Here's how it works: All passengers from affected countries -- that would be us -- are segregated upon arrival and must pass through two thermal-scanning checkpoints. If anyone has a fever or flu symptoms, all passengers and crew members are immediately detained. Officials then decide whether to give physical exams at the airport or to take everyone to a hospital or hotel, where they may quarantine them for up to seven days.
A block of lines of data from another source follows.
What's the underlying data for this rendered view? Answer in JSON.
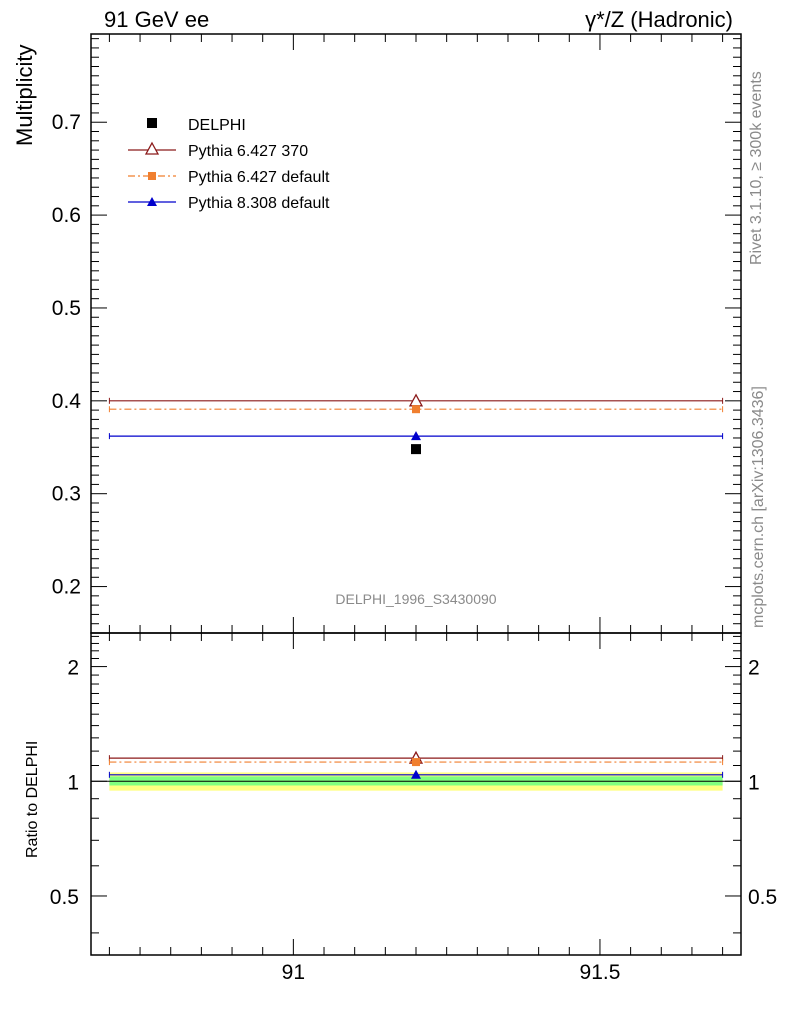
{
  "chart_data": [
    {
      "type": "scatter",
      "panel": "main",
      "title_left": "91 GeV ee",
      "title_right": "γ*/Z (Hadronic)",
      "ylabel": "Multiplicity",
      "xlim": [
        90.67,
        91.73
      ],
      "ylim": [
        0.15,
        0.795
      ],
      "yticks": [
        0.2,
        0.3,
        0.4,
        0.5,
        0.6,
        0.7
      ],
      "ytick_labels": [
        "0.2",
        "0.3",
        "0.4",
        "0.5",
        "0.6",
        "0.7"
      ],
      "xticks": [
        91,
        91.5
      ],
      "watermark": "DELPHI_1996_S3430090",
      "bin": [
        90.7,
        91.7
      ],
      "x_center": 91.2,
      "series": [
        {
          "name": "DELPHI",
          "key": "delphi",
          "value": 0.348,
          "color": "#000000",
          "marker": "square",
          "line": "none"
        },
        {
          "name": "Pythia 6.427 370",
          "key": "p6_370",
          "value": 0.4,
          "color": "#8b1a1a",
          "marker": "open-triangle",
          "line": "solid"
        },
        {
          "name": "Pythia 6.427 default",
          "key": "p6_def",
          "value": 0.391,
          "color": "#f07f2f",
          "marker": "square-small",
          "line": "dashdot"
        },
        {
          "name": "Pythia 8.308 default",
          "key": "p8_def",
          "value": 0.362,
          "color": "#0000cc",
          "marker": "filled-triangle",
          "line": "solid"
        }
      ]
    },
    {
      "type": "scatter",
      "panel": "ratio",
      "ylabel": "Ratio to DELPHI",
      "xlim": [
        90.67,
        91.73
      ],
      "ylim": [
        0.35,
        2.45
      ],
      "yscale": "log",
      "yticks": [
        0.5,
        1,
        2
      ],
      "ytick_labels": [
        "0.5",
        "1",
        "2"
      ],
      "xticks": [
        91,
        91.5
      ],
      "xtick_labels": [
        "91",
        "91.5"
      ],
      "bands": [
        {
          "low": 0.945,
          "high": 1.055,
          "color": "#ffff80"
        },
        {
          "low": 0.975,
          "high": 1.03,
          "color": "#80ff80"
        }
      ],
      "series": [
        {
          "key": "p6_370",
          "value": 1.15,
          "color": "#8b1a1a"
        },
        {
          "key": "p6_def",
          "value": 1.123,
          "color": "#f07f2f"
        },
        {
          "key": "p8_def",
          "value": 1.04,
          "color": "#0000cc"
        }
      ]
    }
  ],
  "side_text": {
    "rivet": "Rivet 3.1.10, ≥ 300k events",
    "mcplots": "mcplots.cern.ch [arXiv:1306.3436]"
  }
}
Alameda Woman Recounts Beijing Quarantine
(KCBS News, June 30, 2009)
ALAMEDA, Calif. (KCBS) - The State Department is warning people with travel plans in China that the country is on the lookout for signs of the H1N1 swine flu virus, and is not hesitating to quarantine passengers as they come off airplanes.
As KCBS' Janice Wright reports, one Alameda family recently spent 15 days in lockdown.
It started out as a joyous trip for an extended family of 15, until the vacationers landed. "They came around with a really quick temperature reading and took everybody's temperature on the airplane," recalled Hillary Woo.
That, apparently, is now standard procedure. Everybody in Woo's group "passed," but somebody seated three rows away registered a fever, landing all of Woo's family in a Beijing hotel, under quarantine.
"Basically, a no-star fleabag hotel," Woo described the conditions.
According to Woo, they all had bed bugs and had to eat in their rooms for 15 days. Along the way, a young niece developed a fever and had to be hospitalized. "Her father was quarantined in a building next door to her. He was not allowed to see her," said Woo.
They are out thousands of dollars, with no refunds on the way. Woo has a warning for anyone heading that way. "Anyone associated with anyone sick will be quarantined," she said. "The government will find you."